Texas Arrests First Abortion Provider Under Ban in Terrifying Sign
This is the first time the Lone Star State has arrested an abortion provider.

Abortion providers are now being arrested in Texas.
Maria Margarita Rojas, a 48-year-old Houston-area midwife, was arrested in the Lone Star State Monday on allegations that she had provided illegal abortions.
Attorney General Ken Paxton announced the charges against Rojas Monday afternoon. It’s the first instance in which an abortion provider has faced criminal consequences in the wake of Texas’s 2022 abortion ban.
“In Texas, life is sacred. I will always do everything in my power to protect the unborn, defend our state’s pro-life laws, and work to ensure that unlicensed individuals endangering the lives of women by performing illegal abortions are fully prosecuted,” Paxton said in a statement.
“Texas law protecting life is clear, and we will hold those who violate it accountable,” he added.
Paxton’s office charged Rojas, known locally as “Dr. Maria,” with operating a network of clinics between Waller, Cypress, and Spring in the northwest Houston area. The clinics allegedly “unlawfully employed unlicensed individuals who falsely presented themselves as licensed medical professionals,” according to a press release.
The consequences for Rojas could be extreme: Under Texas law, she could face life in prison and have her state medical license revoked.
Texas permits abortions only in the most rare and dire circumstances in order to save the life of a pregnant patient, and even then, they’re not guaranteed. Last year, Kate Cox was forced to flee Texas for emergency care even after a court ruled that the 31-year-old mother of two should have access to an abortion under the ban’s medical emergencies clause.

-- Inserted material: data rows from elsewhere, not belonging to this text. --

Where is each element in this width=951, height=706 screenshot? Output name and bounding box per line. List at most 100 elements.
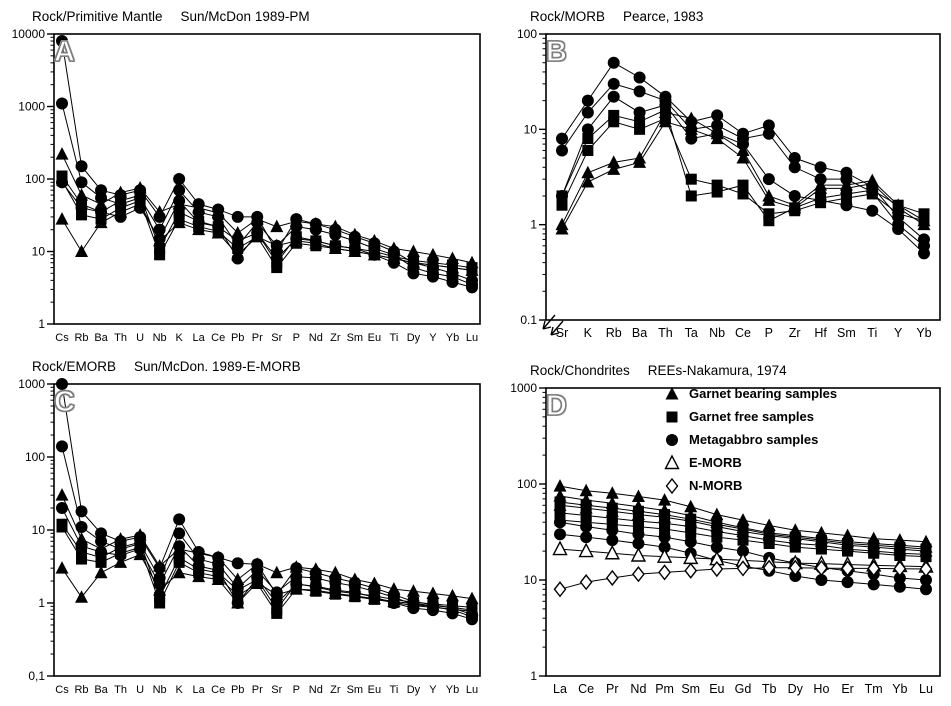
- marker-square-filled: [368, 249, 380, 261]
- marker-triangle-open: [604, 544, 620, 560]
- marker-triangle-filled: [55, 212, 69, 225]
- x-tick-label: U: [136, 684, 144, 696]
- x-tick-label: Gd: [735, 682, 752, 696]
- marker-triangle-filled: [289, 214, 303, 227]
- marker-circle-filled: [685, 132, 698, 145]
- series-line-garnet-free-2: [61, 526, 473, 615]
- marker-square-filled: [659, 112, 671, 124]
- panel-a-chart-area: 1 10 100 1000 10000 Cs Rb Ba Th U Nb K La Ce Pb Pr Sr P Nd…: [4, 26, 488, 350]
- marker-diamond-open: [665, 477, 679, 494]
- marker-circle-filled: [814, 161, 827, 174]
- marker-circle-filled: [711, 119, 724, 132]
- marker-square-filled: [763, 528, 775, 540]
- legend-item: Garnet bearing samples: [662, 382, 837, 405]
- marker-circle-filled: [920, 574, 932, 586]
- marker-triangle-filled: [684, 499, 698, 513]
- marker-square-filled: [737, 179, 749, 191]
- marker-square-filled: [582, 144, 594, 156]
- x-tick-label: Lu: [466, 332, 478, 344]
- marker-square-filled: [918, 215, 930, 227]
- marker-circle-filled: [815, 574, 828, 586]
- marker-square-filled: [894, 541, 906, 553]
- y-tick-label: 100: [517, 27, 537, 41]
- y-tick-label: 100: [517, 477, 537, 491]
- marker-triangle-filled: [289, 560, 303, 573]
- x-tick-label: Sr: [271, 684, 282, 696]
- marker-square-filled: [556, 199, 568, 211]
- marker-square-filled: [446, 603, 458, 615]
- marker-circle-filled: [75, 520, 88, 533]
- marker-circle-filled: [606, 524, 619, 537]
- marker-circle-filled: [762, 119, 775, 132]
- marker-square-filled: [554, 507, 566, 519]
- marker-square-filled: [789, 531, 801, 543]
- x-tick-label: Cs: [55, 684, 69, 696]
- x-tick-label: Pb: [231, 332, 244, 344]
- marker-square-filled: [349, 246, 361, 257]
- panel-a: Rock/Primitive Mantle Sun/McDon 1989-PM …: [4, 2, 488, 350]
- marker-square-filled: [290, 237, 302, 249]
- x-tick-label: La: [193, 332, 206, 344]
- x-tick-label: Lu: [919, 682, 933, 696]
- marker-square-filled: [388, 253, 400, 265]
- marker-triangle-filled: [270, 219, 284, 233]
- marker-circle-filled: [710, 541, 723, 554]
- plot-frame: [545, 387, 941, 677]
- panel-a-letter: A: [53, 35, 76, 68]
- legend-label: N-MORB: [689, 478, 743, 493]
- x-tick-label: Nd: [309, 684, 323, 696]
- x-tick-label: Th: [114, 684, 127, 696]
- marker-diamond-open: [815, 559, 828, 577]
- marker-triangle-filled: [607, 162, 621, 175]
- triangle-open-icon: [664, 453, 680, 469]
- marker-circle-filled: [789, 570, 802, 583]
- marker-square-filled: [310, 240, 322, 252]
- marker-triangle-filled: [684, 111, 698, 124]
- legend-label: Garnet free samples: [689, 409, 815, 424]
- y-tick-label: 1: [530, 218, 537, 232]
- marker-square-filled: [251, 577, 263, 589]
- marker-square-filled: [606, 502, 618, 514]
- marker-circle-filled: [711, 109, 724, 122]
- marker-square-filled: [349, 591, 361, 603]
- marker-triangle-filled: [465, 591, 479, 605]
- y-tick-label: 1: [38, 317, 45, 331]
- marker-square-filled: [556, 190, 568, 202]
- marker-triangle-filled: [94, 565, 108, 579]
- marker-triangle-filled: [665, 386, 679, 399]
- marker-triangle-filled: [387, 582, 401, 595]
- marker-square-filled: [271, 262, 283, 274]
- marker-triangle-filled: [710, 131, 724, 145]
- marker-square-filled: [173, 213, 185, 225]
- marker-circle-filled: [95, 535, 108, 548]
- marker-triangle-filled: [55, 561, 69, 574]
- series-line-garnet-free-1: [61, 175, 473, 269]
- marker-circle-filled: [173, 173, 186, 185]
- marker-triangle-filled: [270, 565, 284, 579]
- x-tick-label: Ho: [813, 682, 829, 696]
- marker-circle-filled: [762, 173, 775, 186]
- marker-square-filled: [842, 537, 854, 549]
- marker-square-filled: [554, 496, 566, 508]
- panel-b: Rock/MORB Pearce, 1983 0.1 1 10 100 Sr K Rb Ba T…: [496, 2, 948, 346]
- x-tick-label: Eu: [368, 332, 381, 344]
- marker-diamond-open: [605, 569, 619, 587]
- x-tick-label: Pr: [606, 682, 619, 696]
- marker-square-filled: [115, 195, 127, 207]
- x-tick-label: Ce: [735, 326, 751, 340]
- x-tick-label: Yb: [892, 682, 907, 696]
- marker-square-filled: [290, 577, 302, 589]
- marker-square-filled: [711, 531, 723, 543]
- square-filled-icon: [666, 411, 678, 422]
- x-tick-label: Lu: [466, 684, 478, 696]
- panel-b-letter: B: [545, 35, 568, 68]
- marker-square-filled: [763, 215, 775, 227]
- chart-B: 0.1 1 10 100 Sr K Rb Ba Th Ta Nb Ce P Zr Hf Sm Ti Y Yb: [517, 27, 941, 340]
- marker-square-filled: [789, 205, 801, 217]
- y-tick-label: 1000: [18, 377, 45, 391]
- x-tick-label: La: [553, 682, 567, 696]
- x-tick-label: Nb: [153, 332, 167, 344]
- marker-square-filled: [763, 208, 775, 220]
- x-tick-label: Th: [114, 332, 127, 344]
- marker-triangle-filled: [231, 572, 245, 585]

But Paxton intervened in the court ruling, threatening that any Texas abortion provider believed to help Cox would face felony charges.
Even out-of-state abortion providers have been threatened by the wide-reaching Texas law. In December, Paxton sued a New York doctor for prescribing the abortion pill to an in-state resident, demanding that the provider pay $100,000 for every violation of the state’s ban. The lawsuit was the first attempt to enforce a state abortion ban beyond its borders.
By and large, most Americans support abortion access. In a 2023 Gallup poll, just 12 percent of surveyed Americans said that abortion should be illegal in all circumstances. Meanwhile, 69 percent believe that it should be legal in the first trimester of pregnancy.